The man in black has bowed down for one last time, marking the end of a daring, innovative, and exciting era of fashion.
Known for his slick white ponytail, fingerless leather gloves, and a poker face behind black shades, Lagerfeld lead an exhilarating career in fashion—as a designer, a creative director, as well as becoming a brand by himself—an edgy, rock-chic, and daring, just like him.
Born to a wealthy family in Hamburg, Germany, he left home for Paris to pursue fashion. At the young age of 21, Lagerfeld seized a win at a fashion design competition (specifically in the coats category), and was instantly hired to be Pierre Balmain’s assistant. After 3 years of fulfilling this role, he moved on to become an art director at Jean Patou.
In 1964, he embarked on a freelance journey—which was pretty much unheard of—with Chloé. He was insistent on changing the fashion landscape, and was ready to move on from haute couture. In 1965, he managed to add Fendi to the list, working closely on fur design, which later sparked controversy.
As 1983 rolled in, Chanel acquired him as a creative director.
The meticulous Lagerfeld transformed the traditional, Parisian brand to a modern fashion powerhouse. It was repeatedly said that he gave the brand a lively spirit that was very much missing—but he did not stop there.

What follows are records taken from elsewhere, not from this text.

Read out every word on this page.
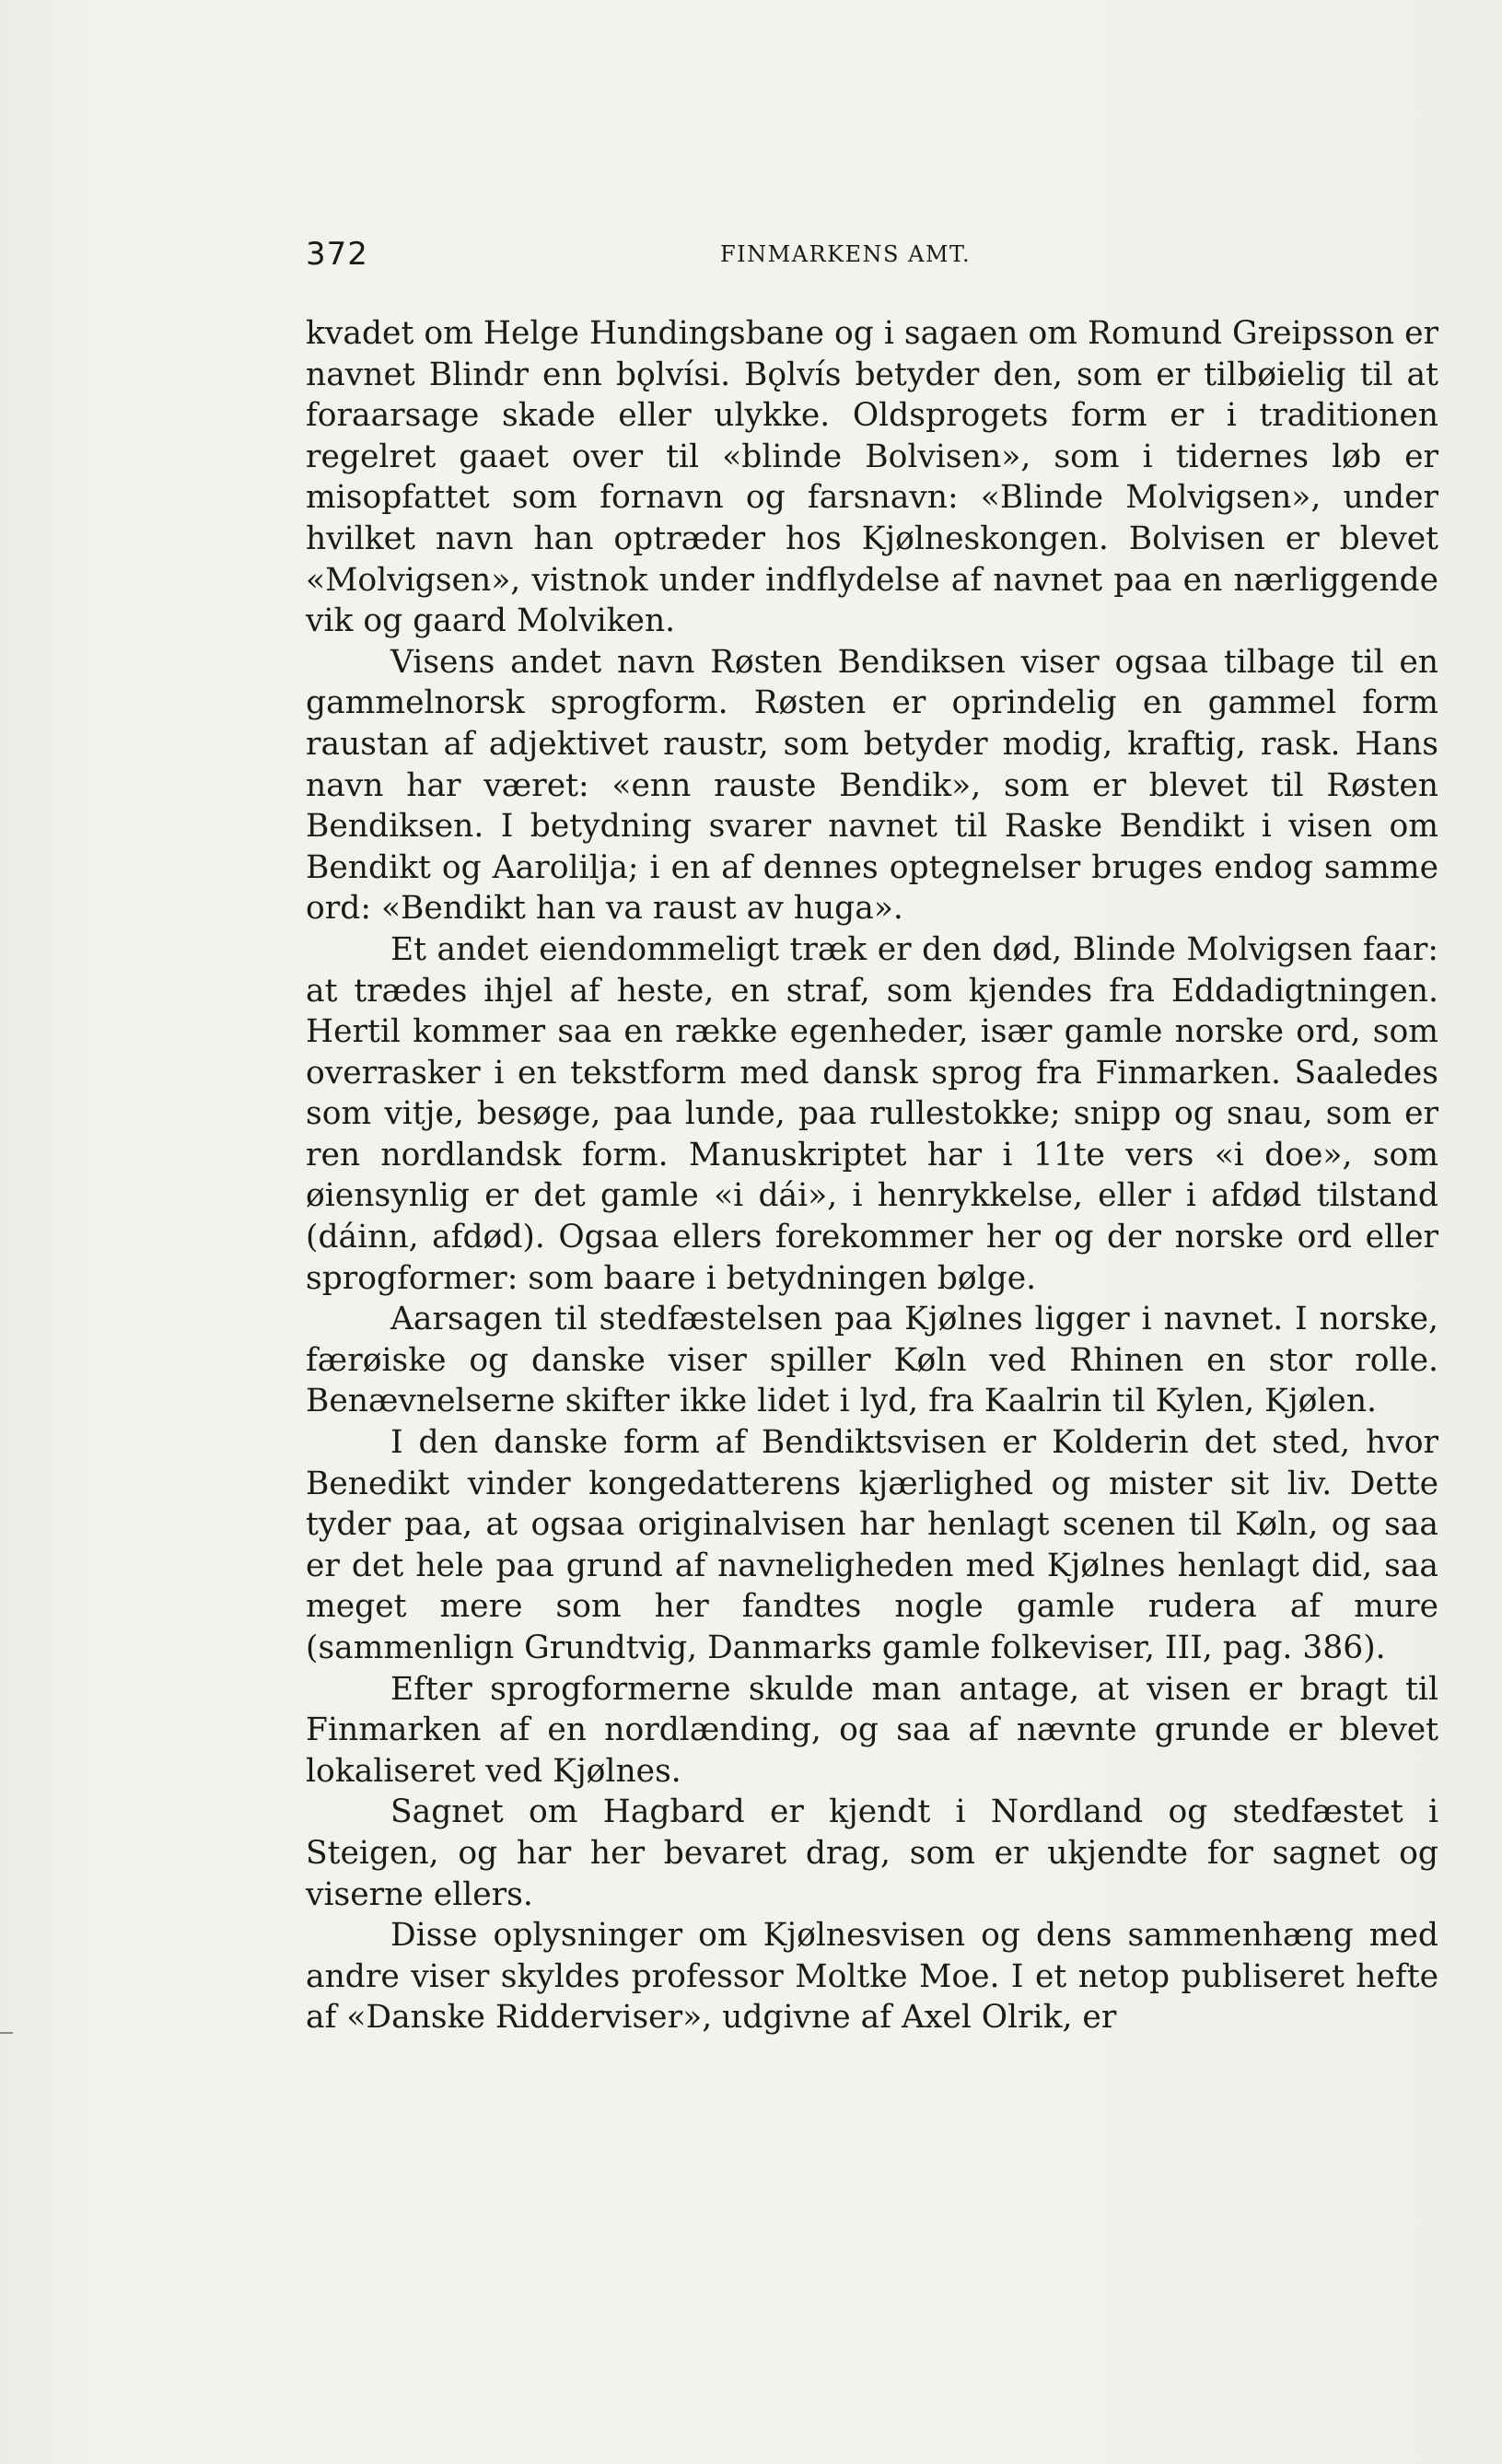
372	FINMARKENS AMT.

kvadet om Helge Hundingsbane og i sagaen om Romund Greipsson er navnet Blindr enn bǫlvísi. Bǫlvís betyder den, som er tilbøielig til at foraarsage skade eller ulykke. Oldsprogets form er i traditionen regelret gaaet over til «blinde Bolvisen», som i tidernes løb er misopfattet som fornavn og farsnavn: «Blinde Molvigsen», under hvilket navn han optræder hos Kjølneskongen. Bolvisen er blevet «Molvigsen», vistnok under indflydelse af navnet paa en nærliggende vik og gaard Molviken.

Visens andet navn Røsten Bendiksen viser ogsaa tilbage til en gammelnorsk sprogform. Røsten er oprindelig en gammel form raustan af adjektivet raustr, som betyder modig, kraftig, rask. Hans navn har været: «enn rauste Bendik», som er blevet til Røsten Bendiksen. I betydning svarer navnet til Raske Bendikt i visen om Bendikt og Aarolilja; i en af dennes optegnelser bruges endog samme ord: «Bendikt han va raust av huga».

Et andet eiendommeligt træk er den død, Blinde Molvigsen faar: at trædes ihjel af heste, en straf, som kjendes fra Eddadigtningen. Hertil kommer saa en række egenheder, især gamle norske ord, som overrasker i en tekstform med dansk sprog fra Finmarken. Saaledes som vitje, besøge, paa lunde, paa rullestokke; snipp og snau, som er ren nordlandsk form. Manuskriptet har i 11te vers «i doe», som øiensynlig er det gamle «i dái», i henrykkelse, eller i afdød tilstand (dáinn, afdød). Ogsaa ellers forekommer her og der norske ord eller sprogformer: som baare i betydningen bølge.

Aarsagen til stedfæstelsen paa Kjølnes ligger i navnet. I norske, færøiske og danske viser spiller Køln ved Rhinen en stor rolle. Benævnelserne skifter ikke lidet i lyd, fra Kaalrin til Kylen, Kjølen.

I den danske form af Bendiktsvisen er Kolderin det sted, hvor Benedikt vinder kongedatterens kjærlighed og mister sit liv. Dette tyder paa, at ogsaa originalvisen har henlagt scenen til Køln, og saa er det hele paa grund af navneligheden med Kjølnes henlagt did, saa meget mere som her fandtes nogle gamle rudera af mure (sammenlign Grundtvig, Danmarks gamle folkeviser, III, pag. 386).

Efter sprogformerne skulde man antage, at visen er bragt til Finmarken af en nordlænding, og saa af nævnte grunde er blevet lokaliseret ved Kjølnes.

Sagnet om Hagbard er kjendt i Nordland og stedfæstet i Steigen, og har her bevaret drag, som er ukjendte for sagnet og viserne ellers.

Disse oplysninger om Kjølnesvisen og dens sammenhæng med andre viser skyldes professor Moltke Moe. I et netop publiseret hefte af «Danske Ridderviser», udgivne af Axel Olrik, er
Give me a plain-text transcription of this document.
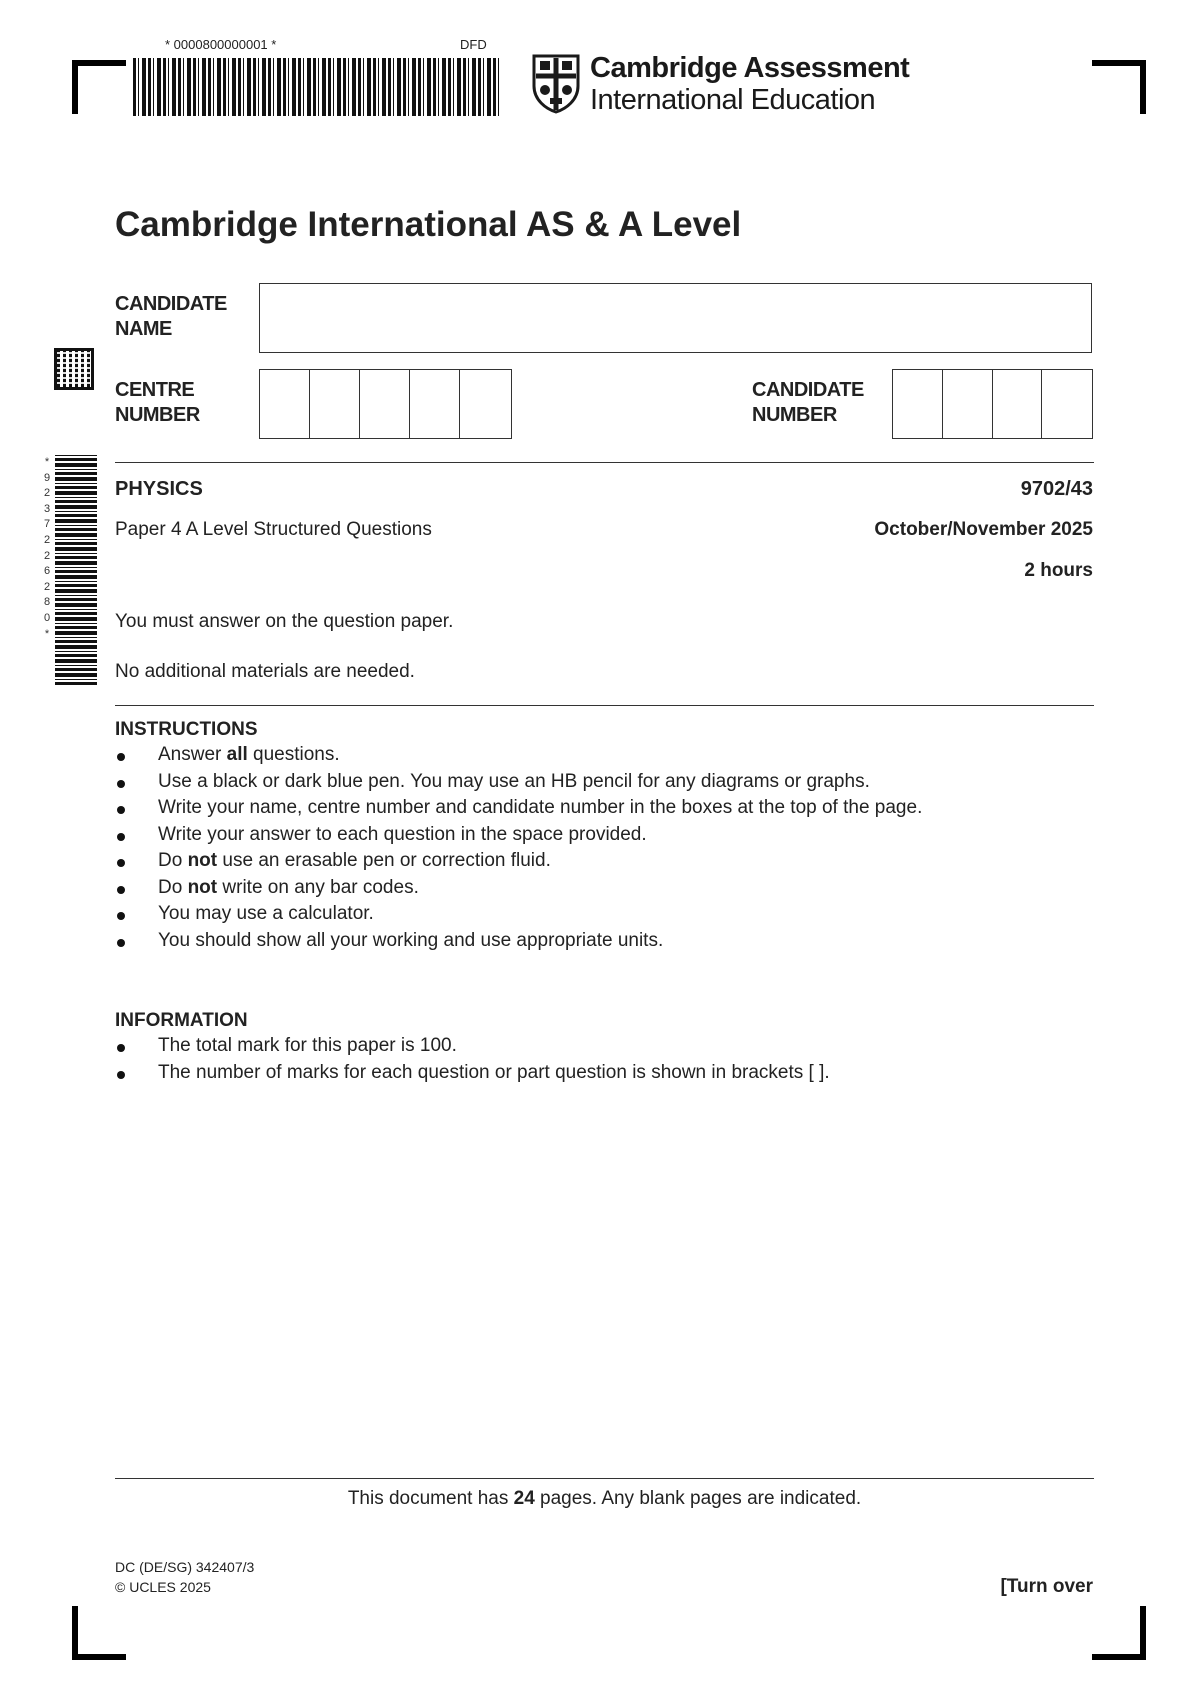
* 0000800000001 *	DFD
Cambridge Assessment
International Education
Cambridge International AS & A Level
CANDIDATE
NAME
*
9
2
3
7
2
2
6
2
8
0
*
CENTRE
NUMBER
CANDIDATE
NUMBER
PHYSICS	9702/43
Paper 4 A Level Structured Questions	October/November 2025
2 hours
You must answer on the question paper.
No additional materials are needed.
INSTRUCTIONS
Answer all questions.
Use a black or dark blue pen. You may use an HB pencil for any diagrams or graphs.
Write your name, centre number and candidate number in the boxes at the top of the page.
Write your answer to each question in the space provided.
Do not use an erasable pen or correction fluid.
Do not write on any bar codes.
You may use a calculator.
You should show all your working and use appropriate units.
INFORMATION
The total mark for this paper is 100.
The number of marks for each question or part question is shown in brackets [ ].
This document has 24 pages. Any blank pages are indicated.
DC (DE/SG) 342407/3
© UCLES 2025	[Turn over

Lagerfeld thrived in not only re-vamping the fashion designs, but also the Chanel campaigns and shows. The icon was famous for often photographing his own campaigns, and taking runway shows to an impressive level of creativity, most notable when he had the spectators sit inside a faux airplane for his SS’12 show, have a solar panel runway with massive wind turbines stretched out across in the SS’13 show, or when he pulled off creating sets such as the Chanel Supermarket (SS’14), the Chanel Casino (SS’15), as well as the Chanel Airport (SS’16). He also famously transformed the French Grand Palais numerous times, most famously as a space center, launching a Chanel spaceship to conclude the show (AW’17), and his last chef-d’œuvre (SS’19), turning the space into a beach.
Big Shoes To Fill:
After breaking the sad news, Chanel announced that Virginie Viard, Karl Lagerfeld’s right-hand woman, will be his successor. Viard has been working closely with Lagerfeld for decades, and is said to have had the best training to continue the legacy.